Researching file formats 7: WordPerfect Document Family

This blog post is part of a series on file formats research. See this introduction post for more information.

Update: The official format definition is now online here: WordPerfect Document Family. Comments welcome directly to the Library of Congress.

This is a challenging format to work on because it’s an entire family, and the family changed so much over time (and the EndNote Citation Library format was even worse, in this regard). It’s challenging because the file formats themselves change so much over the course of a format lifetime, and this software program went through a really volatile time for word processing, with so many fundamental transformations to the operating systems on which they lived. (In this context, it’s the 1980s-2000s.)

“Does anyone use WordPerfect anymore?” That’s what I got as a recommended question c/o Google.

WordPerfect is yet another example in this set I’m currently working in where a company has just gone wild for a long time, with dozens of opaque variations over several decades, and it’s just hard to summarize all of that complexity and changes into one trustworthy and well-cited document.

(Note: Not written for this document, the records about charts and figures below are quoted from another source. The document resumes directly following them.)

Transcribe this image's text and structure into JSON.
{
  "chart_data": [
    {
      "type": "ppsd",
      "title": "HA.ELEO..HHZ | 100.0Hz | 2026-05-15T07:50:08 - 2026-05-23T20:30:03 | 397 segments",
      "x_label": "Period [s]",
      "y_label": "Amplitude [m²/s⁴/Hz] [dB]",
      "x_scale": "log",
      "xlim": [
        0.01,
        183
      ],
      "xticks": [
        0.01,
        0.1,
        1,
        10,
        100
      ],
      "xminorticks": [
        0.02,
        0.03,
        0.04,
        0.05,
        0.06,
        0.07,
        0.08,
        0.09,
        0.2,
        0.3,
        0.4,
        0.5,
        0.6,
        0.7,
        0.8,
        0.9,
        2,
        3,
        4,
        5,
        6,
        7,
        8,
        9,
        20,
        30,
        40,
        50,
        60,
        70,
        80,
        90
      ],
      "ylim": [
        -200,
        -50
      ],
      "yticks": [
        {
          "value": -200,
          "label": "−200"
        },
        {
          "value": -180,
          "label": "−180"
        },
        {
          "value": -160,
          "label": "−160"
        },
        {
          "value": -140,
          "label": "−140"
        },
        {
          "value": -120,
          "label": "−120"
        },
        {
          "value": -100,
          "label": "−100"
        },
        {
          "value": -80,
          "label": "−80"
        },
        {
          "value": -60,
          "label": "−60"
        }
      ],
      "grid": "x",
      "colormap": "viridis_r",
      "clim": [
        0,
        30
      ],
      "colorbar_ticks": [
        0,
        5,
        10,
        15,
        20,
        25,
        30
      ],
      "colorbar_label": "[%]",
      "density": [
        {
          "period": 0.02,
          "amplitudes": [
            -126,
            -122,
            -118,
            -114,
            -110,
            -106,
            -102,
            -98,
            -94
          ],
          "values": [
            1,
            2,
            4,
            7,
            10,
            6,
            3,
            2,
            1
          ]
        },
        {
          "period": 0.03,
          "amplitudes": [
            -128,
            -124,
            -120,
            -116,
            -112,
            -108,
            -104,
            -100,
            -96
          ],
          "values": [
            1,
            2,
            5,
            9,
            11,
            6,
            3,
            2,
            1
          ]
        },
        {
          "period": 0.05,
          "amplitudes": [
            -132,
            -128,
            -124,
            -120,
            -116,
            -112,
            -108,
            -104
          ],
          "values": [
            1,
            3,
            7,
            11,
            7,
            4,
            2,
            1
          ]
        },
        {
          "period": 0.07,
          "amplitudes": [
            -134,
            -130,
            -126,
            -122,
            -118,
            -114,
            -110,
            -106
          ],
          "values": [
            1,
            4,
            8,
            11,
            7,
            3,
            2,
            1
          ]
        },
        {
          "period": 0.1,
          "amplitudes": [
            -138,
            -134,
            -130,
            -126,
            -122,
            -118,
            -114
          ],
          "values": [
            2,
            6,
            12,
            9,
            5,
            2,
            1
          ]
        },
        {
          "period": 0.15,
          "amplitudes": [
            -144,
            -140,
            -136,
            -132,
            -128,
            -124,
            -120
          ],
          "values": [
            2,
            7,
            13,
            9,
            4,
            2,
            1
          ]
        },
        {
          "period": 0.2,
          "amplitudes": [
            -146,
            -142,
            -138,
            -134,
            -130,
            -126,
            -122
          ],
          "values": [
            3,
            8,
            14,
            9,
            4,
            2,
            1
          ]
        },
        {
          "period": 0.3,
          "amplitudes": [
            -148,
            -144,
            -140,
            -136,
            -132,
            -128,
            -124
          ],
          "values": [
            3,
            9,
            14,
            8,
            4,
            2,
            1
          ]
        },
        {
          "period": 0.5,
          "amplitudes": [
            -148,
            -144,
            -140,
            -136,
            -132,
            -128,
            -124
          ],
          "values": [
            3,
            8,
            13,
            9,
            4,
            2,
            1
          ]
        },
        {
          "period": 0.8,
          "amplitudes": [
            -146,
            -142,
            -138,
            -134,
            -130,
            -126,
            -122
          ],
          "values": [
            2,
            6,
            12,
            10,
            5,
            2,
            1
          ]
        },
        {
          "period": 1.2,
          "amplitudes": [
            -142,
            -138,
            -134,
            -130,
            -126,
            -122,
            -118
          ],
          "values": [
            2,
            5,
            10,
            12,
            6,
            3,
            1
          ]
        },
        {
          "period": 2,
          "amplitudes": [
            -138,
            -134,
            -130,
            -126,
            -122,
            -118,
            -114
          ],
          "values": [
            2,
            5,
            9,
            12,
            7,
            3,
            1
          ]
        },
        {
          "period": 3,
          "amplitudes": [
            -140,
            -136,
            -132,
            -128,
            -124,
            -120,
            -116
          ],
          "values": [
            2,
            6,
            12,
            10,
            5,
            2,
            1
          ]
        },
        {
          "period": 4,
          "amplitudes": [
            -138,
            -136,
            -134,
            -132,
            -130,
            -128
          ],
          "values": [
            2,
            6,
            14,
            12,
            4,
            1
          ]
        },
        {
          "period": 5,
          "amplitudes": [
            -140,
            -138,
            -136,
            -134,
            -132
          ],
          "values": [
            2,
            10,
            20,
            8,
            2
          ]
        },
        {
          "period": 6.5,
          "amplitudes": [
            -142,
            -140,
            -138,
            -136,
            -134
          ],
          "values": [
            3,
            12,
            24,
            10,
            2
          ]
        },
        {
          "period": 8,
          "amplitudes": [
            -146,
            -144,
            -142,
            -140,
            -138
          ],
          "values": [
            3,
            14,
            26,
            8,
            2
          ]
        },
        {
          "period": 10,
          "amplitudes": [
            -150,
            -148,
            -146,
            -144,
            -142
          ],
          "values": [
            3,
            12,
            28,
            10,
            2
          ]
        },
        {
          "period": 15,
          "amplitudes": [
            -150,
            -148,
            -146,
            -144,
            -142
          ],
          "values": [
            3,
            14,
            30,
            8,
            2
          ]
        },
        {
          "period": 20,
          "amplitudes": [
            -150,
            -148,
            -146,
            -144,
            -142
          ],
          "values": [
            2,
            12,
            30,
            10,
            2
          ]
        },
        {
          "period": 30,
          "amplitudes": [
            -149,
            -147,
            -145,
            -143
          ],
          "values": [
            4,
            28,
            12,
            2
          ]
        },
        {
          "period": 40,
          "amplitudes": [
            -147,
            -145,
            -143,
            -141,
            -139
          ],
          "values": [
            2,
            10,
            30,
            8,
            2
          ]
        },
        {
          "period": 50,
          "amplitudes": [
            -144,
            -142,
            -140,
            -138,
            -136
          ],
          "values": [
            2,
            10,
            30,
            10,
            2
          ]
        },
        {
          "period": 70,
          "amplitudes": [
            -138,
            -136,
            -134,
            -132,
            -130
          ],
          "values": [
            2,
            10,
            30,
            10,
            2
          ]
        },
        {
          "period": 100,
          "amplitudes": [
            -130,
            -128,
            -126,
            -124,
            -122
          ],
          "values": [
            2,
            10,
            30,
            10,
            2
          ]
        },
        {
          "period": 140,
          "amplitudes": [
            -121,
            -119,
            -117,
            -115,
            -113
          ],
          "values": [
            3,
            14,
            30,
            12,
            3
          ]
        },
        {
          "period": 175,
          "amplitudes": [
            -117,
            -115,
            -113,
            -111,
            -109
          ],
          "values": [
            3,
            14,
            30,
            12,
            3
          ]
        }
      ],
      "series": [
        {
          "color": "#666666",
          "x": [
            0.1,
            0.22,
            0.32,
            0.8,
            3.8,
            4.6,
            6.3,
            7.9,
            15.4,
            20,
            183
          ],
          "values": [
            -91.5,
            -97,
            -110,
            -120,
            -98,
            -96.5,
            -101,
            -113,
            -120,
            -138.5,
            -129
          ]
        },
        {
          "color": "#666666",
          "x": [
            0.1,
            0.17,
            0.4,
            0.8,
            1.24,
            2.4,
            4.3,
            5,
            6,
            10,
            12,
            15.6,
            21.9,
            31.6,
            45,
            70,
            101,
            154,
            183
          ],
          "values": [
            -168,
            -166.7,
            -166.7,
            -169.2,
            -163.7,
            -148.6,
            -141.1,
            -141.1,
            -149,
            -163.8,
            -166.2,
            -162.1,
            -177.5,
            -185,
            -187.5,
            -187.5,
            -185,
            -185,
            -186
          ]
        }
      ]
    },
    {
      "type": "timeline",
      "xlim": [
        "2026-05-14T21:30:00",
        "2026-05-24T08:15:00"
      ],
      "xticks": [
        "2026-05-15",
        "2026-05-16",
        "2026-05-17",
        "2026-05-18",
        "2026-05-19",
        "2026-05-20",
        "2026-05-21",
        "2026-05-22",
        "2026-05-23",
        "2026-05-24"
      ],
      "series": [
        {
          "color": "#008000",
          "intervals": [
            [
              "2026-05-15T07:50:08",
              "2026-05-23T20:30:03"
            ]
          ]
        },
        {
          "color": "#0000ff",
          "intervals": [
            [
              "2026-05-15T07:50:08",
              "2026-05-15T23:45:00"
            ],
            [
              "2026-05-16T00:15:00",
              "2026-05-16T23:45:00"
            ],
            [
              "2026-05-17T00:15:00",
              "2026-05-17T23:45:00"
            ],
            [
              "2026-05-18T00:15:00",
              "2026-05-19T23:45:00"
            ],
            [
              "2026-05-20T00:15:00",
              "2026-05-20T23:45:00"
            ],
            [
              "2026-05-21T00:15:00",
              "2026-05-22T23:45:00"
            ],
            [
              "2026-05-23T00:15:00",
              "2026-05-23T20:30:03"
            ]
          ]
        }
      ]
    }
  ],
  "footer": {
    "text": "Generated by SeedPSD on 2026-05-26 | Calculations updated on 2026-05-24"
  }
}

I’m so comforted by open source and version control, and it’s so challenging, with none of that being present in commercial proprietary software.

My only personal memory with this format is my mom having a horrible time dealing with compatibility issues between WordPerfect and Microsoft Word, and WordPerfect in particular becoming buggy and corrupt and making a huge mess. Foreboding.

If you need to dig into this format, author Edward Mendelson runs an incredibly detailed site dedicated to all things WordPerfect. (And his website is a perfect minimal web chic, I must add!)

Word Processing feels like a big ugly corporate battlefield, and WordPerfect sits in between WordStar and Microsoft Word.

The history of WordPerfect seems compelling, or maybe just to me because I am weirdly hypnotically interested in 90s-era corporate disasters. You can read a bit of the anecdotal history generally in this thread but also specifically the post I linked there.

I’m interested in reading this book: Track Changes: A Literary History of Word Processing in addition to this one called AlmostPerfect about the WordPerfect history that I’m sure is gleefully biased.

Here’s a couple of blurbs from BYTE magazine about the format:

Overall, a monumental format that ended up becoming a bit messy in its later years.